February 21, 2020
Cultural competence on the Texas border
By Susan M. Ogden, PA-C
In February 2016, I had the opportunity to travel to the U.S.-Mexico border for my capstone rotation. The month I spent in the Lower Rio Grande Valley provided me with firsthand knowledge of the importance of cultural competence. Although my journal is full of impressions and observations there are a few key components to my experiences that affect PAs.
In the Rio Grande Valley, farming and ranching are the mainstays of life. The workweek consists of six or seven long days for meager wages. The more family members who can work, the better it is for the family. Often, this means children leave school during their middle-school years to work, and their long-term educational goals are sacrificed for family need. Formal education may end at ages 12–14 for some young people here.

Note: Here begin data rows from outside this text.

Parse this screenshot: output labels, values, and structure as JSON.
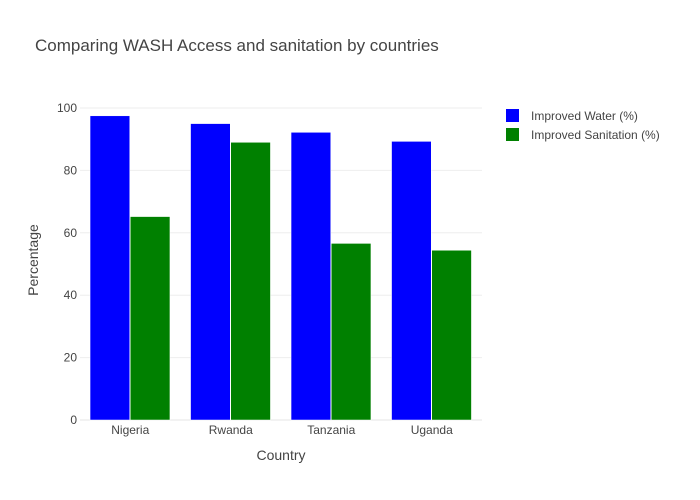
{
  "chart_data": {
    "type": "bar",
    "title": "Comparing WASH Access and sanitation by countries",
    "xlabel": "Country",
    "ylabel": "Percentage",
    "categories": [
      "Nigeria",
      "Rwanda",
      "Tanzania",
      "Uganda"
    ],
    "series": [
      {
        "name": "Improved Water (%)",
        "values": [
          97.5,
          95.0,
          92.2,
          89.3
        ],
        "color": "#0000ff"
      },
      {
        "name": "Improved Sanitation (%)",
        "values": [
          65.2,
          89.0,
          56.6,
          54.4
        ],
        "color": "#008000"
      }
    ],
    "ylim": [
      0,
      100
    ],
    "yticks": [
      0,
      20,
      40,
      60,
      80,
      100
    ],
    "grid": true,
    "legend": "top-right"
  }
}
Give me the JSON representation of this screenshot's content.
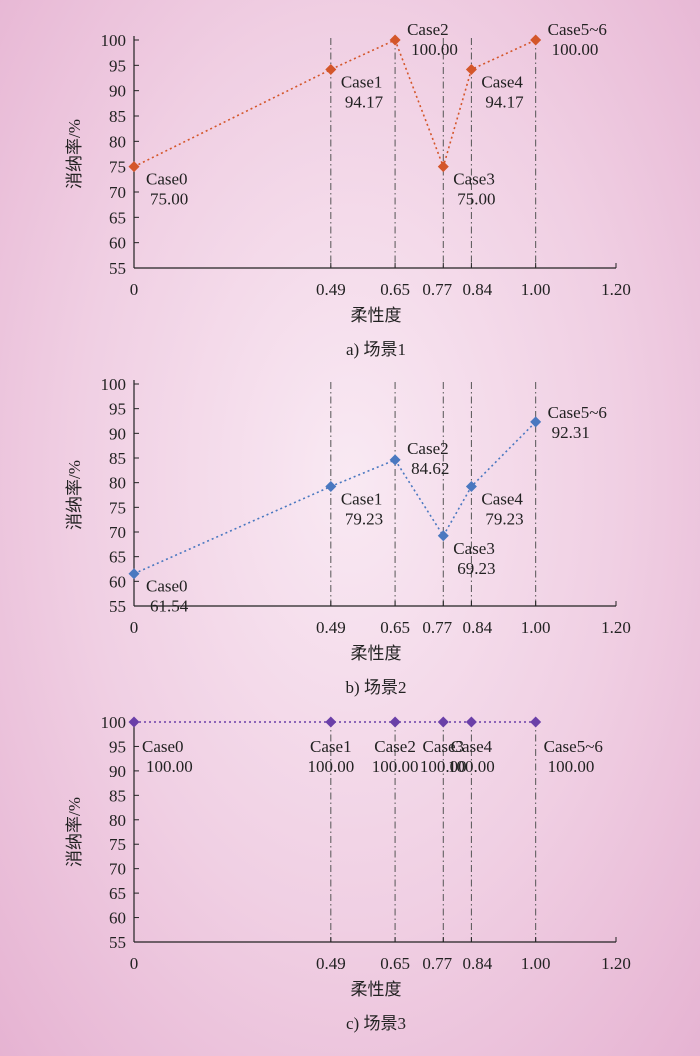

In South Texas, many of the residents only speak Spanish. I took French as my foreign language in high school because I grew up three hours from Canada. Not having a background in Spanish set up a considerable language barrier, and I found myself initially needing a translator for my history and physical exams during this rotation. But over the next four weeks, my outlook changed from dreading the next conversation to accepting the challenge of being an effective communicator in a new language.
There is also a literacy barrier; many residents are illiterate in both English and Spanish or have a basic reading level in Spanish only. We learned in the didactic year that providers need to assess literacy as part of the assessment of patients, and living here has given me new ideas on how to address this issue. Written instructions for medications can lead to a high rate of noncompliance; however, pictographs can be found for almost any medical condition and will yield better outcomes. Although it takes time to create or copy these in the clinic, I believe it is worth it.
While here, I have seen the importance of close family bonds in the Latino culture. Children are raised with a commitment to care for the matriarch and patriarch of the family until their last days. Decisions are made as a family unit. Now I understand why I have walked into very crowded hospital and exam rooms, at any time of day or night, to take a patient history.
The living conditions for most Rio Grande Valley residents are drastically different from those in San Antonio. Some colonias (neighborhoods) do not have indoor plumbing, public transportation or paved roads; other areas lack sidewalks and streetlights. Health challenges abound: lack of outdoor play and exercise, greater risk of disease and injuries, water contamination and inability to obtain basic services. Remember Maslow’s hierarchy of needs? A hungry family does not make choices about healthy food or preventive care—the immediate goal is to feed all the mouths around the table. In the same way, someone who has performed manual labor for the whole week may not have the energy to get medications refilled or make sure well-child exams are scheduled.
In summary, living in a different culture has motivated me to be a better provider. I will be examining each patient’s barriers to health and my own treatment plan more closely. Did I communicate so the patient could understand? Did I overcome language and literacy barriers? Have I educated family members? Have I taken the patient’s occupational, social and environmental histories accurately? Is what I am recommending to the patient feasible given their environment? I hope to be able to answer “yes” to all those questions in my PA career.